The incident allegedly broke out at around 6pm when the couple were involved in an argument over access to their 18-month old daughter.

The man allegedly pulled the woman by the hair, dragging her in front of their child. The episode took place at the home of the accused’s mother, who witnessed it all, but allegedly failed to restrain the young man.

“My client is not a punching bag,” lawyer Edward Gatt,  who appeared for the victim, remarked. “Not only is the accused quick to strike, but his mother did not help either. This was brought about by the accused who ought to know better. Domestic violence is a reprehensible crime.”

Prosecuting Inspector Roderick Agius explained how there had allegedly been similar incidents in the past.

Appoġġ officers had assessed the situation, gauging the woman’s condition as being one of ‘high risk’ whilst concluding that the man’s risk was ‘very low.’

The man was arrested and charged with having slightly injured and threatened his ex. He pleaded not guilty.  

During the proceedings, Magistrate Aaron Bugeja called the accused's mother and before asking her to leave the courtroom, so as not to compromise her position as a possible future witness, warned her to calm down and “bite her tongue” if she truly loved her son.

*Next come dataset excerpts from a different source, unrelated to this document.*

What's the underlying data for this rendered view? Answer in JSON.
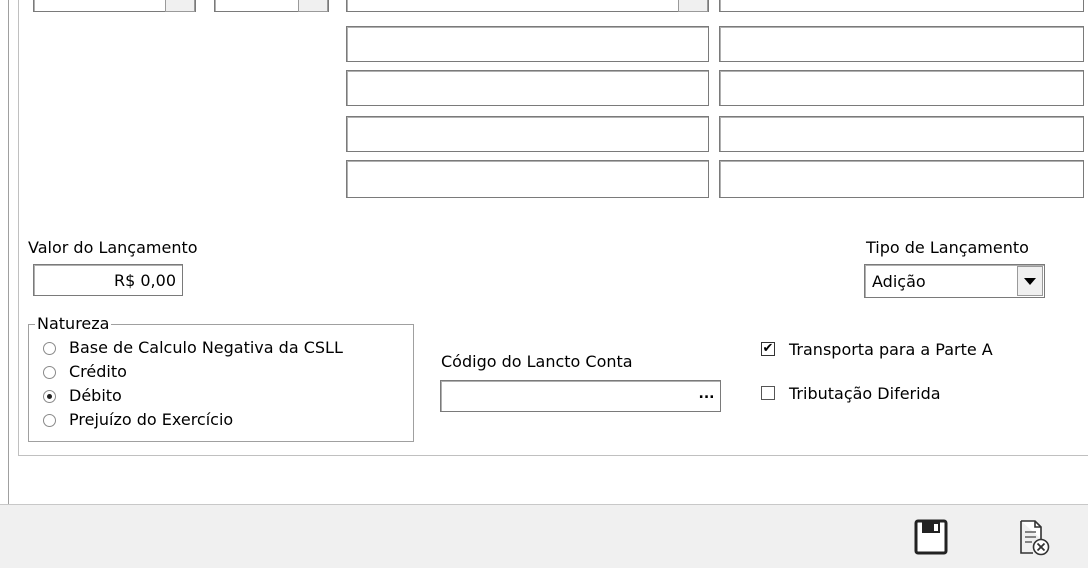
{
  "valor": {
    "label": "Valor do Lançamento",
    "value": "R$ 0,00"
  },
  "tipo": {
    "label": "Tipo de Lançamento",
    "selected": "Adição"
  },
  "natureza": {
    "label": "Natureza",
    "options": [
      {
        "label": "Base de Calculo Negativa da CSLL",
        "checked": false
      },
      {
        "label": "Crédito",
        "checked": false
      },
      {
        "label": "Débito",
        "checked": true
      },
      {
        "label": "Prejuízo do Exercício",
        "checked": false
      }
    ]
  },
  "codigo": {
    "label": "Código do Lancto Conta",
    "value": "",
    "button_label": "..."
  },
  "checks": [
    {
      "label": "Transporta para a Parte A",
      "checked": true
    },
    {
      "label": "Tributação Diferida",
      "checked": false
    }
  ],
  "footer": {
    "icons": [
      "save-icon",
      "cancel-document-icon"
    ]
  }
}
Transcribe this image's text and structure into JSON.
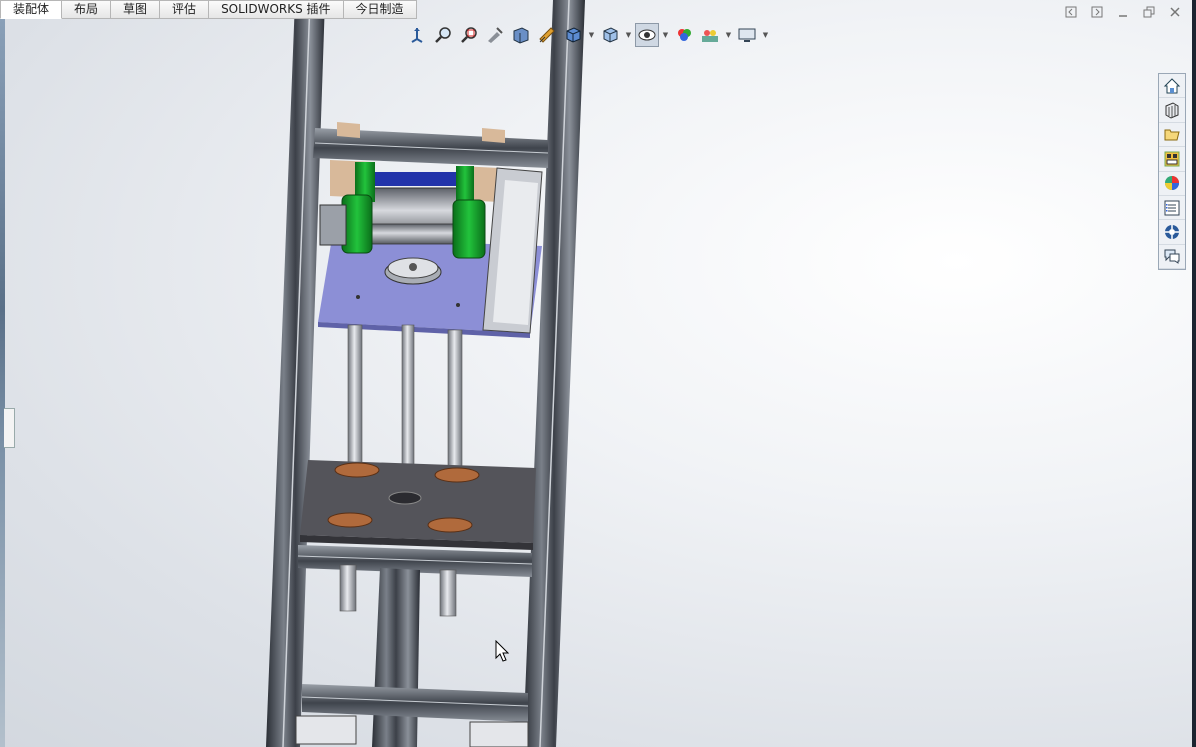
{
  "tabs": [
    {
      "label": "装配体",
      "active": true
    },
    {
      "label": "布局",
      "active": false
    },
    {
      "label": "草图",
      "active": false
    },
    {
      "label": "评估",
      "active": false
    },
    {
      "label": "SOLIDWORKS 插件",
      "active": false
    },
    {
      "label": "今日制造",
      "active": false
    }
  ],
  "hud_tools": [
    {
      "icon": "view-orientation-icon",
      "dropdown": false
    },
    {
      "icon": "zoom-to-fit-icon",
      "dropdown": false
    },
    {
      "icon": "zoom-to-area-icon",
      "dropdown": false
    },
    {
      "icon": "previous-view-icon",
      "dropdown": false
    },
    {
      "icon": "section-view-icon",
      "dropdown": false
    },
    {
      "icon": "dynamic-annotation-views-icon",
      "dropdown": false
    },
    {
      "icon": "view-orientation-cube-icon",
      "dropdown": true
    },
    {
      "icon": "display-style-icon",
      "dropdown": true
    },
    {
      "icon": "hide-show-items-icon",
      "dropdown": true,
      "pressed": true
    },
    {
      "icon": "edit-appearance-icon",
      "dropdown": false
    },
    {
      "icon": "apply-scene-icon",
      "dropdown": true
    },
    {
      "icon": "view-settings-icon",
      "dropdown": true
    }
  ],
  "window_controls": [
    "tile-left-icon",
    "tile-right-icon",
    "minimize-icon",
    "restore-icon",
    "close-icon"
  ],
  "task_pane": [
    "solidworks-resources-icon",
    "design-library-icon",
    "file-explorer-icon",
    "view-palette-icon",
    "appearances-scenes-icon",
    "custom-properties-icon",
    "solidworks-forum-icon",
    "discussion-icon"
  ],
  "colors": {
    "frame": "#4a4f58",
    "frame_dark": "#2b2f36",
    "green_bracket": "#14a12a",
    "plate_purple": "#8c8fd6",
    "base_plate": "#54545a",
    "wood_block": "#d8b99a",
    "flange": "#b06a3c",
    "rod": "#c9ccd2"
  }
}
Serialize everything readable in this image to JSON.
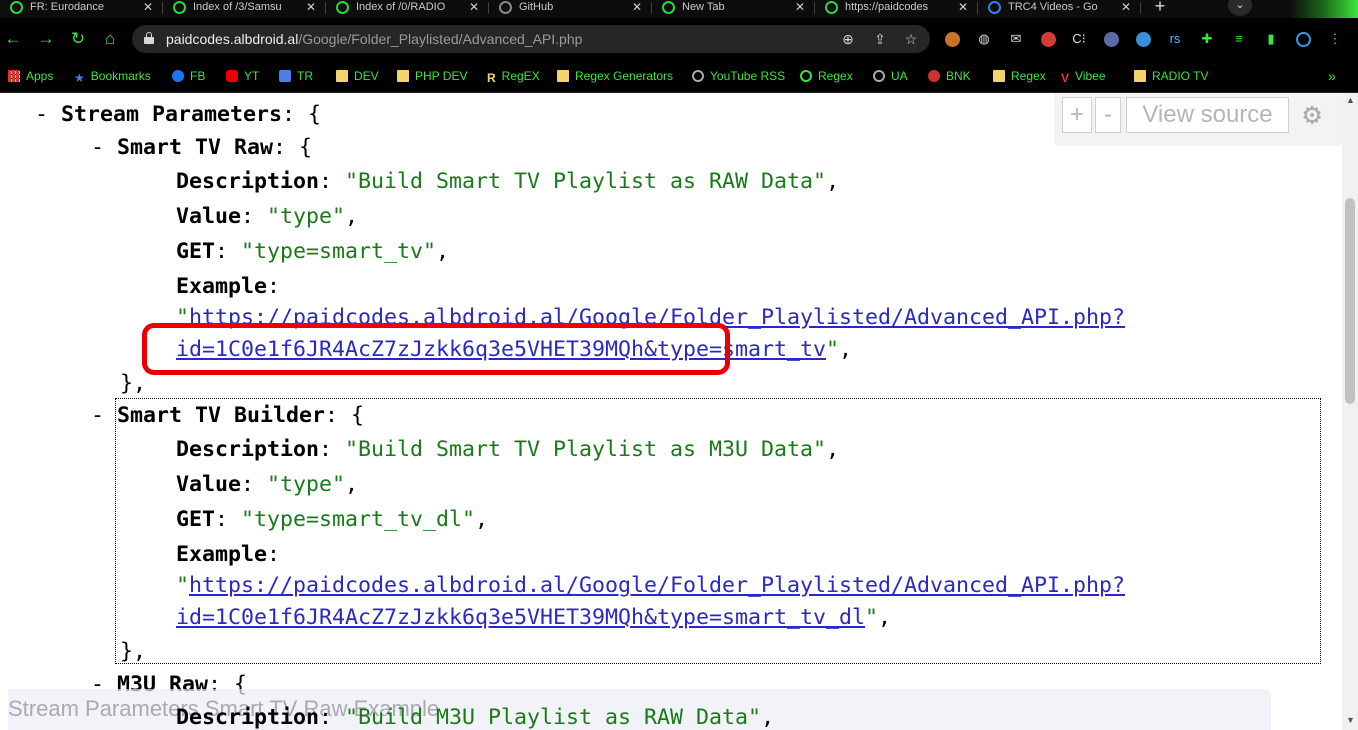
{
  "browser": {
    "tabs": [
      {
        "title": "FR: Eurodance"
      },
      {
        "title": "Index of /3/Samsu"
      },
      {
        "title": "Index of /0/RADIO"
      },
      {
        "title": "GitHub"
      },
      {
        "title": "New Tab"
      },
      {
        "title": "https://paidcodes"
      },
      {
        "title": "TRC4 Videos - Go"
      }
    ],
    "new_tab_label": "+",
    "url_host": "paidcodes.albdroid.al",
    "url_path": "/Google/Folder_Playlisted/Advanced_API.php",
    "nav": {
      "back": "←",
      "forward": "→",
      "reload": "↻",
      "home": "⌂"
    },
    "omnibox_icons": [
      "zoom-icon",
      "share-icon",
      "star-icon"
    ],
    "extensions": [
      "code-ext",
      "globe-ext",
      "mail-ext",
      "red-ext",
      "cs-ext",
      "cursor-ext",
      "earth-ext",
      "rs-ext",
      "puzzle-ext",
      "playlist-ext",
      "sidepanel-ext",
      "profile-ext",
      "menu-ext"
    ],
    "ext_labels": {
      "cs": "C⁝",
      "rs": "rs",
      "menu": "⋮"
    },
    "bookmarks": [
      {
        "label": "Apps",
        "icon": "apps-grid-icon"
      },
      {
        "label": "Bookmarks",
        "icon": "star-icon"
      },
      {
        "label": "FB",
        "icon": "facebook-icon"
      },
      {
        "label": "YT",
        "icon": "youtube-icon"
      },
      {
        "label": "TR",
        "icon": "translate-icon"
      },
      {
        "label": "DEV",
        "icon": "folder-icon"
      },
      {
        "label": "PHP DEV",
        "icon": "folder-icon"
      },
      {
        "label": "RegEX",
        "icon": "r-icon"
      },
      {
        "label": "Regex Generators",
        "icon": "folder-icon"
      },
      {
        "label": "YouTube RSS",
        "icon": "globe-icon"
      },
      {
        "label": "Regex",
        "icon": "play-circle-icon"
      },
      {
        "label": "UA",
        "icon": "globe-icon"
      },
      {
        "label": "BNK",
        "icon": "bank-icon"
      },
      {
        "label": "Regex",
        "icon": "folder-icon"
      },
      {
        "label": "Vibee",
        "icon": "v-icon"
      },
      {
        "label": "RADIO TV",
        "icon": "folder-icon"
      }
    ],
    "bookmarks_more": "»"
  },
  "viewer": {
    "controls": {
      "expand": "+",
      "collapse": "-",
      "view_source": "View source"
    },
    "breadcrumb": "Stream Parameters Smart TV Raw Example",
    "lines": {
      "stream_dash": "- ",
      "stream_key": "Stream Parameters",
      "stream_open": ": {",
      "raw_dash": "- ",
      "raw_key": "Smart TV Raw",
      "raw_open": ": {",
      "raw_desc_key": "Description",
      "raw_desc_val": "\"Build Smart TV Playlist as RAW Data\"",
      "raw_value_key": "Value",
      "raw_value_val": "\"type\"",
      "raw_get_key": "GET",
      "raw_get_val": "\"type=smart_tv\"",
      "raw_example_key": "Example",
      "raw_url_line1": "https://paidcodes.albdroid.al/Google/Folder_Playlisted/Advanced_API.php?",
      "raw_url_line2": "id=1C0e1f6JR4AcZ7zJzkk6q3e5VHET39MQh&type=smart_tv",
      "raw_close": "},",
      "builder_dash": "- ",
      "builder_key": "Smart TV Builder",
      "builder_open": ": {",
      "builder_desc_key": "Description",
      "builder_desc_val": "\"Build Smart TV Playlist as M3U Data\"",
      "builder_value_key": "Value",
      "builder_value_val": "\"type\"",
      "builder_get_key": "GET",
      "builder_get_val": "\"type=smart_tv_dl\"",
      "builder_example_key": "Example",
      "builder_url_line1": "https://paidcodes.albdroid.al/Google/Folder_Playlisted/Advanced_API.php?",
      "builder_url_line2": "id=1C0e1f6JR4AcZ7zJzkk6q3e5VHET39MQh&type=smart_tv_dl",
      "builder_close": "},",
      "m3u_dash": "- ",
      "m3u_key": "M3U Raw",
      "m3u_open": ": {",
      "m3u_desc_key": "Description",
      "m3u_desc_val": "\"Build M3U Playlist as RAW Data\""
    }
  },
  "colors": {
    "string": "#1a7a1a",
    "link": "#2929c5",
    "highlight": "#e80000",
    "accent": "#3be33b"
  }
}
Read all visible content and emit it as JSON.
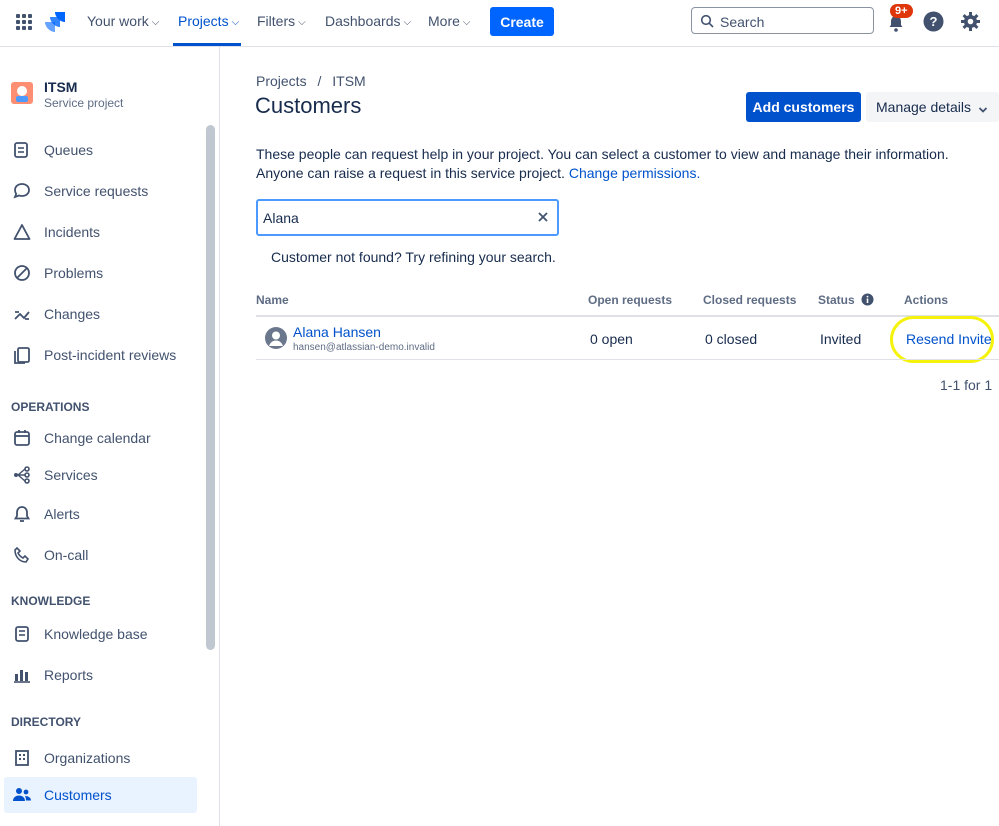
{
  "topnav": {
    "your_work": "Your work",
    "projects": "Projects",
    "filters": "Filters",
    "dashboards": "Dashboards",
    "more": "More",
    "create": "Create",
    "search_placeholder": "Search",
    "notifications_badge": "9+"
  },
  "project": {
    "name": "ITSM",
    "type": "Service project"
  },
  "sidebar": {
    "items": [
      {
        "label": "Queues"
      },
      {
        "label": "Service requests"
      },
      {
        "label": "Incidents"
      },
      {
        "label": "Problems"
      },
      {
        "label": "Changes"
      },
      {
        "label": "Post-incident reviews"
      }
    ],
    "operations_heading": "OPERATIONS",
    "operations": [
      {
        "label": "Change calendar"
      },
      {
        "label": "Services"
      },
      {
        "label": "Alerts"
      },
      {
        "label": "On-call"
      }
    ],
    "knowledge_heading": "KNOWLEDGE",
    "knowledge": [
      {
        "label": "Knowledge base"
      },
      {
        "label": "Reports"
      }
    ],
    "directory_heading": "DIRECTORY",
    "directory": [
      {
        "label": "Organizations"
      },
      {
        "label": "Customers"
      }
    ]
  },
  "main": {
    "breadcrumb_projects": "Projects",
    "breadcrumb_sep": "/",
    "breadcrumb_project": "ITSM",
    "title": "Customers",
    "add_customers": "Add customers",
    "manage_details": "Manage details",
    "description_line1": "These people can request help in your project. You can select a customer to view and manage their information.",
    "description_line2": "Anyone can raise a request in this service project.",
    "change_permissions": "Change permissions.",
    "search_value": "Alana",
    "not_found_hint": "Customer not found? Try refining your search.",
    "columns": {
      "name": "Name",
      "open": "Open requests",
      "closed": "Closed requests",
      "status": "Status",
      "actions": "Actions"
    },
    "rows": [
      {
        "name": "Alana Hansen",
        "email": "hansen@atlassian-demo.invalid",
        "open": "0 open",
        "closed": "0 closed",
        "status": "Invited",
        "action": "Resend Invite"
      }
    ],
    "pagination": "1-1 for 1"
  },
  "colors": {
    "brand": "#0052CC",
    "create_button": "#0065FF",
    "highlight": "#F5F20C",
    "badge": "#DE350B"
  }
}
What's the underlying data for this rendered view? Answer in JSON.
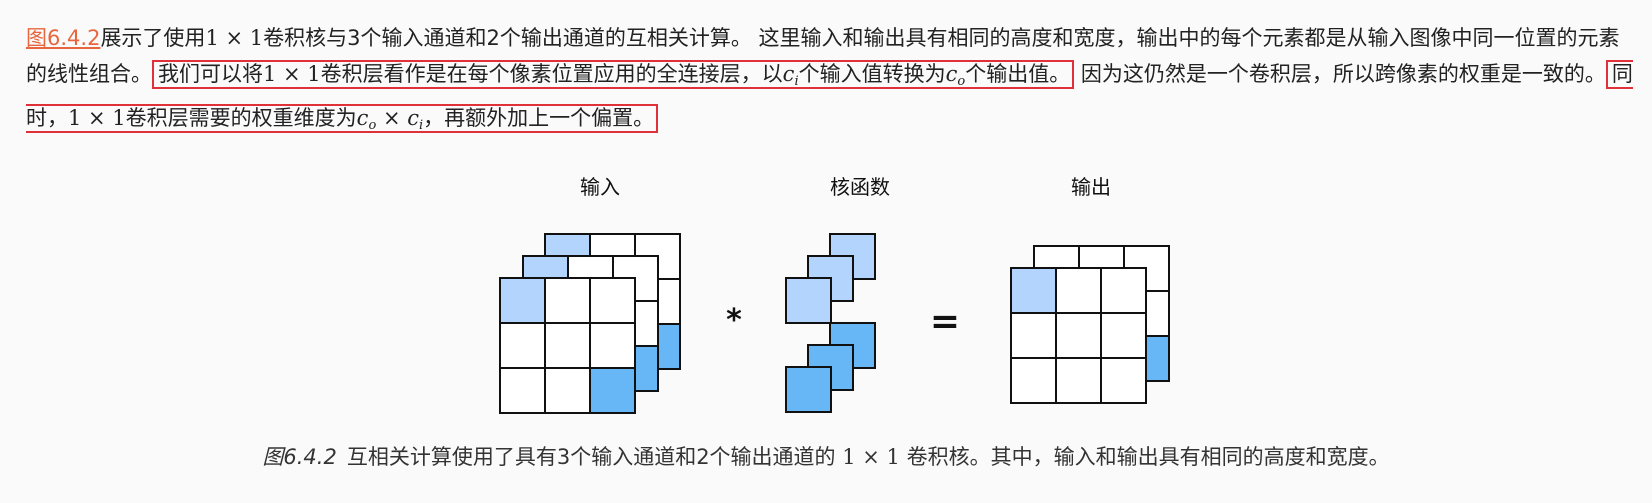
{
  "paragraph": {
    "fig_link": "图6.4.2",
    "seg1": "展示了使用",
    "m1": "1 × 1",
    "seg2": "卷积核与3个输入通道和2个输出通道的互相关计算。 这里输入和输出具有相同的高度和宽度，输出中的每个元素都是从输入图像中同一位置的元素的线性组合。",
    "hl1_a": "我们可以将",
    "hl1_m": "1 × 1",
    "hl1_b": "卷积层看作是在每个像素位置应用的全连接层，以",
    "hl1_ci": "c",
    "hl1_ci_sub": "i",
    "hl1_c": "个输入值转换为",
    "hl1_co": "c",
    "hl1_co_sub": "o",
    "hl1_d": "个输出值。",
    "seg3": " 因为这仍然是一个卷积层，所以跨像素的权重是一致的。",
    "hl2_a": "同时，",
    "hl2_m": "1 × 1",
    "hl2_b": "卷积层需要的权重维度为",
    "hl2_co": "c",
    "hl2_co_sub": "o",
    "hl2_times": " × ",
    "hl2_ci": "c",
    "hl2_ci_sub": "i",
    "hl2_c": "，再额外加上一个偏置。"
  },
  "figure": {
    "label_input": "输入",
    "label_kernel": "核函数",
    "label_output": "输出",
    "op_conv": "*",
    "op_eq": "=",
    "colors": {
      "light_blue": "#b3d4fc",
      "dark_blue": "#67b7f7",
      "white": "#ffffff",
      "stroke": "#111111",
      "highlight_border": "#e0313b",
      "link": "#e8663d"
    }
  },
  "caption": {
    "num": "图6.4.2",
    "text_a": "互相关计算使用了具有3个输入通道和2个输出通道的 ",
    "math": "1 × 1",
    "text_b": " 卷积核。其中，输入和输出具有相同的高度和宽度。"
  }
}
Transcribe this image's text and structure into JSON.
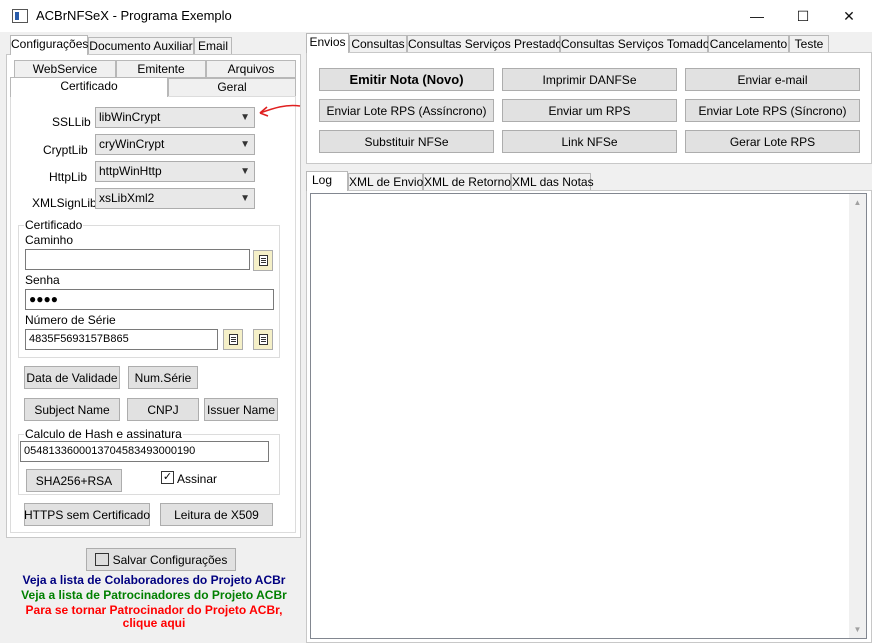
{
  "window": {
    "title": "ACBrNFSeX - Programa Exemplo",
    "minimize": "—",
    "maximize": "☐",
    "close": "✕"
  },
  "left": {
    "tabs": [
      "Configurações",
      "Documento Auxiliar",
      "Email"
    ],
    "subtabs_row1": [
      "WebService",
      "Emitente",
      "Arquivos"
    ],
    "subtabs_row2": [
      "Certificado",
      "Geral"
    ],
    "ssllib": {
      "label": "SSLLib",
      "value": "libWinCrypt"
    },
    "cryptlib": {
      "label": "CryptLib",
      "value": "cryWinCrypt"
    },
    "httplib": {
      "label": "HttpLib",
      "value": "httpWinHttp"
    },
    "xmlsignlib": {
      "label": "XMLSignLib",
      "value": "xsLibXml2"
    },
    "cert_group": {
      "title": "Certificado",
      "path_label": "Caminho",
      "path_value": "",
      "password_label": "Senha",
      "password_value": "●●●●",
      "serial_label": "Número de Série",
      "serial_value": "4835F5693157B865"
    },
    "buttons": {
      "data_validade": "Data de Validade",
      "num_serie": "Num.Série",
      "subject_name": "Subject Name",
      "cnpj": "CNPJ",
      "issuer_name": "Issuer Name",
      "sha256": "SHA256+RSA",
      "https": "HTTPS sem Certificado",
      "x509": "Leitura de X509",
      "save": "Salvar Configurações"
    },
    "hash_group": {
      "title": "Calculo de Hash e assinatura",
      "value": "05481336000137045834930001​90",
      "assinar_label": "Assinar",
      "assinar_checked": true
    },
    "links": {
      "colaboradores": "Veja a lista de Colaboradores do Projeto ACBr",
      "patrocinadores": "Veja a lista de Patrocinadores do Projeto ACBr",
      "patrocinador1": "Para se tornar Patrocinador do Projeto ACBr,",
      "patrocinador2": "clique aqui"
    },
    "colors": {
      "blue": "#000080",
      "green": "#008000",
      "red": "#ff0000",
      "annotation": "#e02020"
    }
  },
  "right": {
    "tabs": [
      "Envios",
      "Consultas",
      "Consultas Serviços Prestados",
      "Consultas Serviços Tomados",
      "Cancelamento",
      "Teste"
    ],
    "buttons": [
      [
        "Emitir Nota (Novo)",
        "Imprimir DANFSe",
        "Enviar e-mail"
      ],
      [
        "Enviar Lote RPS (Assíncrono)",
        "Enviar um RPS",
        "Enviar Lote RPS (Síncrono)"
      ],
      [
        "Substituir NFSe",
        "Link NFSe",
        "Gerar Lote RPS"
      ]
    ],
    "log_tabs": [
      "Log",
      "XML de Envio",
      "XML de Retorno",
      "XML das Notas"
    ]
  }
}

“Right now, in the heat of the moment, you might say many things you’ll regret later on,” advised the Magistrate, after being told by Dr Gatt had, earlier int he day,  called her son’s ex, warning her to place a policeman on guard outside her home since she would cause trouble once the court hearing was over.

Once the woman was outside, the hearing proceeded with a request for bail by defence lawyer Yanika Bugeja. The prosecution objected and argued that there was a real fear of tampering with evidence since the injured party was still to testify.

Dr Bugeja said that although the accused’s mother had caused problems, the person facing prosecution was her son.

After a brief suspension of the hearing, Magistrate Bugeja summoned back the accused’s mother, asking her whether she was willing to step in as guarantor for her son’s release from arrest, explaining the full import of her undertaking. 

The court upheld the request for bail against a deposit of €1,000, a personal guarantee of €4,000 and a third party guarantee of €5,000.

The accused was ordered to sign the bail book on a daily basis, to abide by a curfew and not to lay foot at his ex’s hometown.

He was further placed under a Temporary Supervision Order and a Protection Order which limited his contact with his ex to the “minimal” degree necessary for access to his daughter as regulated by the Family Court.